Here, indeed, more than at any other time, Cicero was led on and cheated, an old man by a young man. He assisted Caesar in his canvass and induced the senate to favour him. For this he was blamed by his friends at the time, and shortly afterwards he perceived that he had ruined himself and betrayed the liberty of the people.
For after the young man had waxed strong and obtained the consulship,1
he gave Cicero the go-by, and after making friends with Antony and Lepidus and uniting his forces with theirs, he divided the sovereignty with them, like any other piece of property. And a list was made out by them of men who must be put to death, more than two hundred in number. The proscription of Cicero, however, caused most strife in their debates, Antony consenting to no terms unless Cicero should be the first man to be put to death, Lepidus siding with Antony, and Caesar holding out against them both.
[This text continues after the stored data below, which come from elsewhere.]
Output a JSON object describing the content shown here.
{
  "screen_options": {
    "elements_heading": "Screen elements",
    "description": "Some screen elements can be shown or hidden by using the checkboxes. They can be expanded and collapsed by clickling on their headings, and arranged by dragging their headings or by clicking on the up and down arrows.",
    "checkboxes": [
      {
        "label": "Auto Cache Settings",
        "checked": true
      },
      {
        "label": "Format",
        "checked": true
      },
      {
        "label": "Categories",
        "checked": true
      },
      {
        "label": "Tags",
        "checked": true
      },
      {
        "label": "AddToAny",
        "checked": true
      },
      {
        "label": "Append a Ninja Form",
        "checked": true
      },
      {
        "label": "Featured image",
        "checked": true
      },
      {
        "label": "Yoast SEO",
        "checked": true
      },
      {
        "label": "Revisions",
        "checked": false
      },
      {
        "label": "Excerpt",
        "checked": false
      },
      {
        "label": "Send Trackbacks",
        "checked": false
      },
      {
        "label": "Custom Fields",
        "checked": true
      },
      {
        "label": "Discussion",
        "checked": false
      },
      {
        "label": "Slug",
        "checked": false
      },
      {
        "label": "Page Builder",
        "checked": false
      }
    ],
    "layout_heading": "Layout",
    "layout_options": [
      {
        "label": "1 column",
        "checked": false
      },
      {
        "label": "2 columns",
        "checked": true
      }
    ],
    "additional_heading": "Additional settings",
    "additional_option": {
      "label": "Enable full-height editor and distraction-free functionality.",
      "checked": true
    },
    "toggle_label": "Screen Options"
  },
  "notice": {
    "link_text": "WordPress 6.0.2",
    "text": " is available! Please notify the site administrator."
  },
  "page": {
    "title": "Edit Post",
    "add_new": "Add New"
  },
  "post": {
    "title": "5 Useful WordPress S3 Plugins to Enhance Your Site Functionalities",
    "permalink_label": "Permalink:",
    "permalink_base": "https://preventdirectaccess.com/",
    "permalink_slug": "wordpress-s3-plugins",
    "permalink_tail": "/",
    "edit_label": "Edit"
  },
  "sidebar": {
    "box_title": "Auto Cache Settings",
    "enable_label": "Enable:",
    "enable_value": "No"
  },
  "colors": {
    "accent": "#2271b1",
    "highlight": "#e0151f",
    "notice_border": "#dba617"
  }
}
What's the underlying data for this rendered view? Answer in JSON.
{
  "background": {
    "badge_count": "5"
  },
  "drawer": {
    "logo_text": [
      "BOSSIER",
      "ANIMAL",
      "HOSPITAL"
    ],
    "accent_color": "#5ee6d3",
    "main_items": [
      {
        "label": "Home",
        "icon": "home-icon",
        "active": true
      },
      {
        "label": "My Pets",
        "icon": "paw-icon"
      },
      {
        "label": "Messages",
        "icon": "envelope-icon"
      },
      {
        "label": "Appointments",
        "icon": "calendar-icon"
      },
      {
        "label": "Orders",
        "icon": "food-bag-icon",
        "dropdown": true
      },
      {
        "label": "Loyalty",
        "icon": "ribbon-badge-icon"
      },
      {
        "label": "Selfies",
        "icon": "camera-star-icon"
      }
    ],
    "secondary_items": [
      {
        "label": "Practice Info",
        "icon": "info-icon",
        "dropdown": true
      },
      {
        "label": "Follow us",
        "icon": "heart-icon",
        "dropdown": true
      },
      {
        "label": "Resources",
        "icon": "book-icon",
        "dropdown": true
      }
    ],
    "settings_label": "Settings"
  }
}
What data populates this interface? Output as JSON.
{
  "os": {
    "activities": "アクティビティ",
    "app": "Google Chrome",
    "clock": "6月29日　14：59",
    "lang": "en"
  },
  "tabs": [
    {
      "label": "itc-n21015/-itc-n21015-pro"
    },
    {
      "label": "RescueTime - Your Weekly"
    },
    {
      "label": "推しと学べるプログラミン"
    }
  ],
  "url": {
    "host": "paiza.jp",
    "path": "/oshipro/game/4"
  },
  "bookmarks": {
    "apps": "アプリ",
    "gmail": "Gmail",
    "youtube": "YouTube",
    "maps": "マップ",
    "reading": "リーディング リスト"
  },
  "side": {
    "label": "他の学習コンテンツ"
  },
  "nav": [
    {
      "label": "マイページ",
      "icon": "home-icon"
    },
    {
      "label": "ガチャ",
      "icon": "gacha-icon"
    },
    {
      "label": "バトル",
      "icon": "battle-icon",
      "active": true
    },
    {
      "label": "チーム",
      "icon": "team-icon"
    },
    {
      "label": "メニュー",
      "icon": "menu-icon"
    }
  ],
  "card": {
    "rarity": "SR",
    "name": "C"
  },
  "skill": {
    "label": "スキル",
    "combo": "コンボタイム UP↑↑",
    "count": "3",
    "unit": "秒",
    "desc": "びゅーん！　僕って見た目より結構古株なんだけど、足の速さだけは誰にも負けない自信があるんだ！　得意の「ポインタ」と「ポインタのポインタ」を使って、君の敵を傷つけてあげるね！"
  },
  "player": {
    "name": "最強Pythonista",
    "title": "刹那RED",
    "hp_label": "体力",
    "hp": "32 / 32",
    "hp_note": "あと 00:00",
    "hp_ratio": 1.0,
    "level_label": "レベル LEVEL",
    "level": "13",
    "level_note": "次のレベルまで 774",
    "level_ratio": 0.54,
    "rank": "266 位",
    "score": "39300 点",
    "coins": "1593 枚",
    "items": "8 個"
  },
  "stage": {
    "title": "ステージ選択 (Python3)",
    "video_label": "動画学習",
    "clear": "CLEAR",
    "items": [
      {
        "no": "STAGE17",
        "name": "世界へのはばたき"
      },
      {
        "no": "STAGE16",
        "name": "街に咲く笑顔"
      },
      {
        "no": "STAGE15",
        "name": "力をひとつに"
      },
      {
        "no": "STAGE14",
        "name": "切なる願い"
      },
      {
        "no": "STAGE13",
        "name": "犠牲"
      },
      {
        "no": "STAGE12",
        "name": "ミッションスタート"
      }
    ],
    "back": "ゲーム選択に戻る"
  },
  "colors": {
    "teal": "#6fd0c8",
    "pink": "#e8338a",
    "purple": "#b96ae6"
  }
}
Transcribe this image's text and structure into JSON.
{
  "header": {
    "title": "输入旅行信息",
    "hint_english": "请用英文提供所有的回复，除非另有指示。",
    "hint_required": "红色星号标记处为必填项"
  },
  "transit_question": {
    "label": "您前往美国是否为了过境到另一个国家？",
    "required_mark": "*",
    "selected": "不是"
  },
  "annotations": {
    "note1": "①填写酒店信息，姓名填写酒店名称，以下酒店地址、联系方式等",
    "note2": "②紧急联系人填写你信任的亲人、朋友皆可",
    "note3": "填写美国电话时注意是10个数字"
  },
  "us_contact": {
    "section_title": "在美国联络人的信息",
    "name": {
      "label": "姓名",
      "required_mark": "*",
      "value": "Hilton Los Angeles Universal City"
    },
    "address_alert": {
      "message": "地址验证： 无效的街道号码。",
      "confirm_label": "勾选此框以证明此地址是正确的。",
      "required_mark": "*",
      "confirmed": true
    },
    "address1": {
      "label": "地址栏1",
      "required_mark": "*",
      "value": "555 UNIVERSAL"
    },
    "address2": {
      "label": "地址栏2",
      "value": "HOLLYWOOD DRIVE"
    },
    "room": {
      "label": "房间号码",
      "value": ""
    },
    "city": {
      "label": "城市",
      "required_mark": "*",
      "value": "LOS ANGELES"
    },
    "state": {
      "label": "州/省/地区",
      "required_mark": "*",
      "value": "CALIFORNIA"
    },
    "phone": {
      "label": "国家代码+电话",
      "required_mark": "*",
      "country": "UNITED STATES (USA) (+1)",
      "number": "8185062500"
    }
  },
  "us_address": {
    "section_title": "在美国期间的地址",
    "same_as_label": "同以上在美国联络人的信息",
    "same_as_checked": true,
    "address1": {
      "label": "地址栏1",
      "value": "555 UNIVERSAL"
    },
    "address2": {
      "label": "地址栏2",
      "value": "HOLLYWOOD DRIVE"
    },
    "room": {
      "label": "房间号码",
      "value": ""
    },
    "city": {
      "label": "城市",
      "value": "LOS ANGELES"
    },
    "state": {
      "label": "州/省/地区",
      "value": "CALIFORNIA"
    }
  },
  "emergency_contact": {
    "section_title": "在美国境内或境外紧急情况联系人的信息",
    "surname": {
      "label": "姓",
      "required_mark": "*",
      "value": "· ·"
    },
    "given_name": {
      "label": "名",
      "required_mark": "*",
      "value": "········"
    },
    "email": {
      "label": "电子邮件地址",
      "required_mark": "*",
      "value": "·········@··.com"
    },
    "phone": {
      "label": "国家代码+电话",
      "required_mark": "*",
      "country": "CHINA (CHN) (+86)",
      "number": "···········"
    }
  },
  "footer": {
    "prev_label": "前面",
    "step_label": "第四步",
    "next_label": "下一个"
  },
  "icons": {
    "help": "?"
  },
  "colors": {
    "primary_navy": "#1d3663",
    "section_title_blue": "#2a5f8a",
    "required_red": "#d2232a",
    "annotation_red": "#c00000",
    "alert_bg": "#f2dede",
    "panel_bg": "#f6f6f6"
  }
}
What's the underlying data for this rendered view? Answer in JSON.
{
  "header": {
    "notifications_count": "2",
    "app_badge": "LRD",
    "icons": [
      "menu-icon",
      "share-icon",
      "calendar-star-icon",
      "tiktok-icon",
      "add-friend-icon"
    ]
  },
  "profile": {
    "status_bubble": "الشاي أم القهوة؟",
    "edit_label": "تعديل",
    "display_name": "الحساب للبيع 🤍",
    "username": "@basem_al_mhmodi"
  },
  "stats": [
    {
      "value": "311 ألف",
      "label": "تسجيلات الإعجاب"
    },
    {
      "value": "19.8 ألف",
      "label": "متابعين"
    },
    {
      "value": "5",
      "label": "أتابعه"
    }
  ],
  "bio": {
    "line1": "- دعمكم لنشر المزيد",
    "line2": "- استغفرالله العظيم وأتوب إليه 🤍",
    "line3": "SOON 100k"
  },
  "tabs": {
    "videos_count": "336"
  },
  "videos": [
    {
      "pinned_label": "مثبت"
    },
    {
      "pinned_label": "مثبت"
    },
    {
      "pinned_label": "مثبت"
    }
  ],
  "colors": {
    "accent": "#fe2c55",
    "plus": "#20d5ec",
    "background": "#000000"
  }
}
They held secret meetings by themselves near the city of Bononia for three days, coming together in a place at some distance from the camps and surrounded by a river. It is said that for the first two days Caesar kept up his struggle to save Cicero, but yielded on the third and gave him up. The terms of their mutual concessions were as follows.
Caesar was to abandon Cicero, Lepidus his brother Paulus, and Antony Lucius Caesar, who was his uncle on the mother's side. So far did anger and fury lead them to renounce their human sentiments, or rather, they showed that no wild beast is more savage than man when his passion is supplemented by power.